Одержимый - Шарлотта Физерстоун
Шрифт:
Интервал:
– Тебе нужно позаботиться об этом, Линдсей. Если не обработать ожог, в рану может попасть инфекция.
– Мне ничего этого не нужно. – Он сжал в ладонях ее лицо. – Только знать, что ты здесь, в тишине, со мной.
Анаис видела, каким сонным был Линдсей. Сколько же он выкурил? – спрашивала она себя.
– Ангел, – промолвил Линдсей, и его рука потянулась к завязке ее халата, – иди ко мне.
Она хотела этого. О, видит Бог, как же сильно она этого хотела!
Линдсей сел прямо и немного склонился к ней, проведя рукой по изгибу груди, выступавшей через шелк.

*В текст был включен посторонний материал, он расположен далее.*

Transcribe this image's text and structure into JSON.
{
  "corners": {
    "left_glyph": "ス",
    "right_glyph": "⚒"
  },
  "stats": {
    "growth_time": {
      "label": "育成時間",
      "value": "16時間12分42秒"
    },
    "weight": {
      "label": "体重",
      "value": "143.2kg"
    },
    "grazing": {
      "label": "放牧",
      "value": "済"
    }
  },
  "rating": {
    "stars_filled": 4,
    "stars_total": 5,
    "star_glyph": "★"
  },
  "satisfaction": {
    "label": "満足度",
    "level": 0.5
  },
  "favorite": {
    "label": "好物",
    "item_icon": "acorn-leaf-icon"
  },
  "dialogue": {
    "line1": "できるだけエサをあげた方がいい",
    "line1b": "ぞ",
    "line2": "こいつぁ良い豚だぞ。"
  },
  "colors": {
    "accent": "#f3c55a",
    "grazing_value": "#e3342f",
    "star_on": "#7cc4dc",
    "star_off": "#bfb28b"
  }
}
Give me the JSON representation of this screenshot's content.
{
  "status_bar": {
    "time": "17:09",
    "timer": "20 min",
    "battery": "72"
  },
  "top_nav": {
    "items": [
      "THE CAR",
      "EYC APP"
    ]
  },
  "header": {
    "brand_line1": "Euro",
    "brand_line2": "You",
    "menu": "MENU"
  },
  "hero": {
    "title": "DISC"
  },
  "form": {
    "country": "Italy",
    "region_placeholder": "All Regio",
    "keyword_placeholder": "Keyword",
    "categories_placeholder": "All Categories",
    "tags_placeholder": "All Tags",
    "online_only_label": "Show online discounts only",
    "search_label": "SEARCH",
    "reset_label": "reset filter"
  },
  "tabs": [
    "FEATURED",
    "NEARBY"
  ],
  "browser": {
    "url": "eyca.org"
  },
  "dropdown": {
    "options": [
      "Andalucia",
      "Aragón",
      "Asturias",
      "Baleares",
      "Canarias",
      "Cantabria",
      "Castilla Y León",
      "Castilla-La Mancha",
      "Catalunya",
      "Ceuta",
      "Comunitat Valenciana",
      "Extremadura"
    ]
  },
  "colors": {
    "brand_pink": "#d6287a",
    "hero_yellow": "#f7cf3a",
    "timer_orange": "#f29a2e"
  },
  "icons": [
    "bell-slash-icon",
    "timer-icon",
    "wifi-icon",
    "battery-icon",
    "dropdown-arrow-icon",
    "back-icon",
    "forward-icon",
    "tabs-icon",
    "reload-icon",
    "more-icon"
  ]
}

– Поднимись с этой постели и прогуляйся по мне среди этого дыма. Проползи по мне, совсем как этот дым, Анаис.
Она не двигалась, лишь закрыла глаза, наслаждаясь восхитительным ощущением его нежного прикосновения.
– Ты пришла в реальности, мой ангел, или ты – лишь видение, плод моего воображения? Я едва ли в состоянии это понять. И все же ты кажешься такой реальной, такой настоящей… Такой теплой и живой. Я могу чувствовать, как бьется твое сердце под моей ладонью. Я могу слышать твое дыхание. И все же я понимаю, что это, должно быть, сон, видеть тебя вот так…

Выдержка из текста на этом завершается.